Francisca Flores

Personal information
- Full name: Francisca Flores Cariola
- Born: 25 October 1985 (age 40) Santiago, Chile

Sport
- Sport: Field hockey
- Position: Defence

National team
- Years: Team / Caps / Goals
- 2005: Chile U–21 / 11 / (0)
- 2006–2015: Chile / 79 / (15)

Medal record
Women's field hockey
Representing Chile
Pan American Cup
| Silver medal – second place | 2022 Santiago |  |
| Bronze medal – third place | 2009 Hamilton |  |
South American Games
| Silver medal – second place | 2006 Buenos Aires | Team |
Pan American Junior Championship
| Bronze medal – third place | 2005 San Juan |  |

= Francisca Flores (field hockey) =

Chilean field hockey player

Francisca Flores Cariola (born 25 October 1985) is a former field hockey player from Chile, who played as a defender.

==Personal life==
Francisca Flores has a younger sister, Fernanda, who also played international hockey for Chile.

==Career==
===Junior national team===
Flores made her debut for the Chile U–21 team in 2005 at the Pan American Junior Championship in San Juan.

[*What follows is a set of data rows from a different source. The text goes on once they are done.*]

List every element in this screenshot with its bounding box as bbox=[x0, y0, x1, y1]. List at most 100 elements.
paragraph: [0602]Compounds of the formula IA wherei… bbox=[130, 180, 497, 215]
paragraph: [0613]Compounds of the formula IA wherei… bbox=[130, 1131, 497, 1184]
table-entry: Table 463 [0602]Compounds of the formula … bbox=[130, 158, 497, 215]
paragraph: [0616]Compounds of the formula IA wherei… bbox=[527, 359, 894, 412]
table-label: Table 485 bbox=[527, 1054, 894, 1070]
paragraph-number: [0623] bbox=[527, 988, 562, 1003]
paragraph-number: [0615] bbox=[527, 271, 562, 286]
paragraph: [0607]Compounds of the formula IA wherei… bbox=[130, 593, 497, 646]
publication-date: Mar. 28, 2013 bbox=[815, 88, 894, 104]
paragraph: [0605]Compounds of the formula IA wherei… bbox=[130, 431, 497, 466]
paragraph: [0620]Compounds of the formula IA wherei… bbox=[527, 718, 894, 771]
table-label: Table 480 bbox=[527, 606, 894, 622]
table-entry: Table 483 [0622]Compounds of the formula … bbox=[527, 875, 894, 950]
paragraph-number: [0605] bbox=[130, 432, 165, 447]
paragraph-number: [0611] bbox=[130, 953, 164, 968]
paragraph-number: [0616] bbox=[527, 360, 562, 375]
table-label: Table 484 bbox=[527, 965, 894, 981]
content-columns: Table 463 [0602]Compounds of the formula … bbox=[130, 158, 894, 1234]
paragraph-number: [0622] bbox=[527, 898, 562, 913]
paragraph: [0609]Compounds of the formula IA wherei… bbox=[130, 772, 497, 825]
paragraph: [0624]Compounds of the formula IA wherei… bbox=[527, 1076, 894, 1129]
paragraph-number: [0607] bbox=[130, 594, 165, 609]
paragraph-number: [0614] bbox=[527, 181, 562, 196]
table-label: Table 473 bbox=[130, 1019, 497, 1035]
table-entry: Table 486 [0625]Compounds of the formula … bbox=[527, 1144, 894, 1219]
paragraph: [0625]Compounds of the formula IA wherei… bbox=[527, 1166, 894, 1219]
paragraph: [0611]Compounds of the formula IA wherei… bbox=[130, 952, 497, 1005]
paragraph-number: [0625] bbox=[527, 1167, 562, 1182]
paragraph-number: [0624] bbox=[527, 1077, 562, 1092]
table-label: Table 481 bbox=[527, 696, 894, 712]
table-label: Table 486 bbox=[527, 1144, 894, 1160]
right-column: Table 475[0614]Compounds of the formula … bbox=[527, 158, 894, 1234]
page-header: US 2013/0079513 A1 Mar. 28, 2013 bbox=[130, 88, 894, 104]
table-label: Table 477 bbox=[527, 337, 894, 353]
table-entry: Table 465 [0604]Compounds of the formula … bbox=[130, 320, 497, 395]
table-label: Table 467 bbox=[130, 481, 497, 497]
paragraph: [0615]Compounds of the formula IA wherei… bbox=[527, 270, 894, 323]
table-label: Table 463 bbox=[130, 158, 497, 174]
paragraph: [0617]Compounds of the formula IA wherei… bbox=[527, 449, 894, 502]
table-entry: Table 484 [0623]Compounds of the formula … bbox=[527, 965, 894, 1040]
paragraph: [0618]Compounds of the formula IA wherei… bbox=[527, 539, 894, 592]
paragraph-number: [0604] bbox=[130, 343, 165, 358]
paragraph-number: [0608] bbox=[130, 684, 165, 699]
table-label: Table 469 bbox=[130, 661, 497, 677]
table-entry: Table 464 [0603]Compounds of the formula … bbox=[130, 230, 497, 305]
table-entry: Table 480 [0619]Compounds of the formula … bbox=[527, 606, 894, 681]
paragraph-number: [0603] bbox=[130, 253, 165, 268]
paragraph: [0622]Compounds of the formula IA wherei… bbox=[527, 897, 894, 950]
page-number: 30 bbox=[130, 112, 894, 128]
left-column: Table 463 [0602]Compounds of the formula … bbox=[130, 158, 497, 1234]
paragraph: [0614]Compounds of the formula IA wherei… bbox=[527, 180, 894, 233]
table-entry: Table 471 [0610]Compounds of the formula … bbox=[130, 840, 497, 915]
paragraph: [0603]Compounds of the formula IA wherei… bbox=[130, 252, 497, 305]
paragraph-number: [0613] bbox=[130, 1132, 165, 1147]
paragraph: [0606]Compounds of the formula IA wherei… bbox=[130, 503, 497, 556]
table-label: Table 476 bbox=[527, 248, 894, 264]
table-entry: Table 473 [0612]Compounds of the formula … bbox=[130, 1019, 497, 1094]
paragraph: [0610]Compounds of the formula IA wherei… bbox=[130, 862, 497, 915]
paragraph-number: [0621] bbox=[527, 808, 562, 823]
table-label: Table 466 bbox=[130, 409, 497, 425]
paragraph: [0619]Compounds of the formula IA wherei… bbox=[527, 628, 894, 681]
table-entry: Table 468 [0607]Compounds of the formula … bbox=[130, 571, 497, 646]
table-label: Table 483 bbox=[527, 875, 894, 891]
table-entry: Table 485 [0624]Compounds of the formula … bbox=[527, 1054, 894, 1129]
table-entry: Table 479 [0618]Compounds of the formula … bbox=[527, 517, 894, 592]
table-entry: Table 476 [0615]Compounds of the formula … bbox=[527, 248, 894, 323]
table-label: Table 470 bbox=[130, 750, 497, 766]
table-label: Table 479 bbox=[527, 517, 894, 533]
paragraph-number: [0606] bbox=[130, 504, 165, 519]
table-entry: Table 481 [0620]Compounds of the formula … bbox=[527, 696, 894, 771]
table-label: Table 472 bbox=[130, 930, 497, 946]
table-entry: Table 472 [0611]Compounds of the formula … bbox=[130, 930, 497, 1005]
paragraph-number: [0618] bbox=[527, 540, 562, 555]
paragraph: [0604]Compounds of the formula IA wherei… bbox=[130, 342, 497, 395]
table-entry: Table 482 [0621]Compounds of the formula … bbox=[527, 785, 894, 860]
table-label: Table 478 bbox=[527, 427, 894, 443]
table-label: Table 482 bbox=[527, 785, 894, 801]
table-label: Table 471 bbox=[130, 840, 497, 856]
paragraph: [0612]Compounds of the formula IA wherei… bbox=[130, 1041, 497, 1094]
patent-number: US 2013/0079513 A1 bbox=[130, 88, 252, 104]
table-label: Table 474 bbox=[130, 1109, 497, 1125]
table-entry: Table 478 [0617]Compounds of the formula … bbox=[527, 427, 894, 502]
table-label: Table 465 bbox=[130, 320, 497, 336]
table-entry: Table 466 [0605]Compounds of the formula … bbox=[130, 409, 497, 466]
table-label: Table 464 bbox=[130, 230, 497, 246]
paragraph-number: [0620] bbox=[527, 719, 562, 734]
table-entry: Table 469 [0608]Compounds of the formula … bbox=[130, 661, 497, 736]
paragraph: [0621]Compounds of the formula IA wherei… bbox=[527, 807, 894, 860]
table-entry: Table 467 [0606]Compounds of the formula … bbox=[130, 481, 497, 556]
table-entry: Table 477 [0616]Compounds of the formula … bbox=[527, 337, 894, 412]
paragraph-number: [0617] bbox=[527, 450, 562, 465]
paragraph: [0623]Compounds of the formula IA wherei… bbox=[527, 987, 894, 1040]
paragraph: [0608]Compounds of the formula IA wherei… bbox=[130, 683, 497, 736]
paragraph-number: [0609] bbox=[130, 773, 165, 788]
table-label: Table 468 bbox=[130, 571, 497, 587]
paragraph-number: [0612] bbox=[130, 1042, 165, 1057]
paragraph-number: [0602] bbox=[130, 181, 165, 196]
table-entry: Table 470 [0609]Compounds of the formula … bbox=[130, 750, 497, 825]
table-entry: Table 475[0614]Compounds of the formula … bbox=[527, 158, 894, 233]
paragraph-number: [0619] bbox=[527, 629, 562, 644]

Later that year she represented the team at the FIH Junior World Cup in her hometown, Santiago.

===Las Diablas===
In 2006, Flores made her debut for Las Diablas at the South American Games in Buenos Aires.

Flores went on to make represent the national team over a nine-year period. Most notably, in 2009 she won a bronze medal at the Pan American Cup in Hamilton. She made her final appearance for the national team in 2015 during the 2014–15 FIH World League.